Tak jauh darinya, David sedang berjalan sambil menggendong anak mereka dan menenteng belanjaan di sebelah tangan. Pria itu memicingkan mata melawan sinar matahari yang menyilaukan.

“Sabar, Mei ... Ngomong-ngomong, aku mau bayar tunggakan listrik dulu ya,” kata David seraya mengusap keringat di dahinya.

“Halah, kok nggak sekalian tadi juga sih?” sungut Meita dengan wajah cemberut.

David meletakkan belanjaannya di atas jok motor matic miliknya. Dia menatap sang istri dengan sabar, berusaha tidak meladeni emosi Meita yang semakin menjadi.

Sudah sebulan berlalu, dan semuanya masih sama saja. Meita masih kesulitan untuk menyesuaikan diri dengan adanya Keanu, buah hati mereka berdua. Dia selalu uring-uringan dan seringkali marah-marah sendiri. Terutama ketika Keanu menangis keras dan membangunkan Meita dari tidurnya.

David ingin sekali membiarkan istrinya beristirahat tanpa gangguan, kalau saja dia bisa.

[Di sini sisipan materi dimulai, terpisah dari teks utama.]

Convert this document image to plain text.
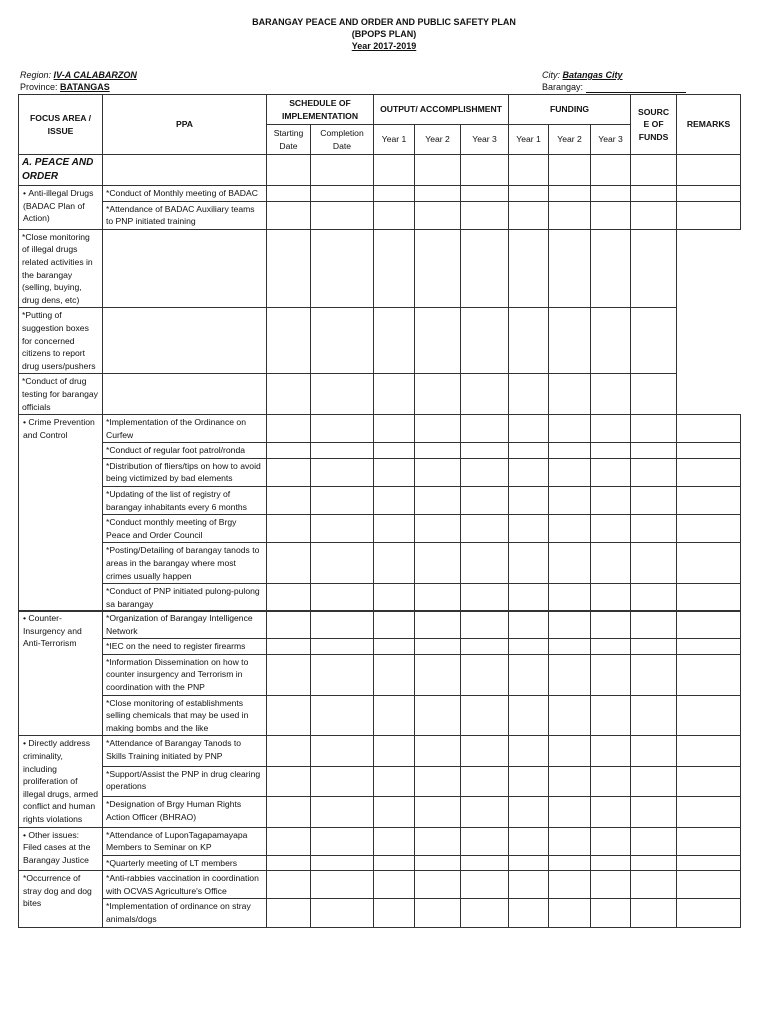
BARANGAY PEACE AND ORDER AND PUBLIC SAFETY PLAN
(BPOPS PLAN)
Year 2017-2019
Region: IV-A CALABARZON
Province: BATANGAS
City: Batangas City
Barangay:
FOCUS AREA / ISSUE	PPA	SCHEDULE OF IMPLEMENTATION		OUTPUT/ ACCOMPLISHMENT			FUNDING			SOURC E OF FUNDS	REMARKS
		Starting Date	Completion Date	Year 1	Year 2	Year 3	Year 1	Year 2	Year 3		
A. PEACE AND ORDER											
• Anti-illegal Drugs (BADAC Plan of Action)	*Conduct of Monthly meeting of BADAC										
	*Attendance of BADAC Auxiliary teams to PNP initiated training										
*Close monitoring of illegal drugs related activities in the barangay (selling, buying, drug dens, etc)											
*Putting of suggestion boxes for concerned citizens to report drug users/pushers											
*Conduct of drug testing for barangay officials											
• Crime Prevention and Control	*Implementation of the Ordinance on Curfew										
	*Conduct of regular foot patrol/ronda										
	*Distribution of fliers/tips on how to avoid being victimized by bad elements										
	*Updating of the list of registry of barangay inhabitants every 6 months										
	*Conduct monthly meeting of Brgy Peace and Order Council										
	*Posting/Detailing of barangay tanods to areas in the barangay where most crimes usually happen										
	*Conduct of PNP initiated pulong-pulong sa barangay										
• Counter-Insurgency and Anti-Terrorism	*Organization of Barangay Intelligence Network										
	*IEC on the need to register firearms										
	*Information Dissemination on how to counter insurgency and Terrorism in coordination with the PNP										
	*Close monitoring of establishments selling chemicals that may be used in making bombs and the like										
• Directly address criminality, including proliferation of illegal drugs, armed conflict and human rights violations	*Attendance of Barangay Tanods to Skills Training initiated by PNP										
	*Support/Assist the PNP in drug clearing operations										
	*Designation of Brgy Human Rights Action Officer (BHRAO)										
• Other issues: Filed cases at the Barangay Justice	*Attendance of LuponTagapamayapa Members to Seminar on KP										
	*Quarterly meeting of LT members										
*Occurrence of stray dog and dog bites	*Anti-rabbies vaccination in coordination with OCVAS Agriculture's Office										
	*Implementation of ordinance on stray animals/dogs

Masalahnya, dengan kesibukannya bekerja serabutan dan tidak adanya orang lain yang membantu, maka terpaksa Meita harus mengurus bayinya seorang diri. Memang terkadang ibu David datang dan menginap untuk membantu, namun itu tak membuat suasana hati Meita membaik. Ia malah mengeluh karena sering dimarahi oleh ibu mertuanya.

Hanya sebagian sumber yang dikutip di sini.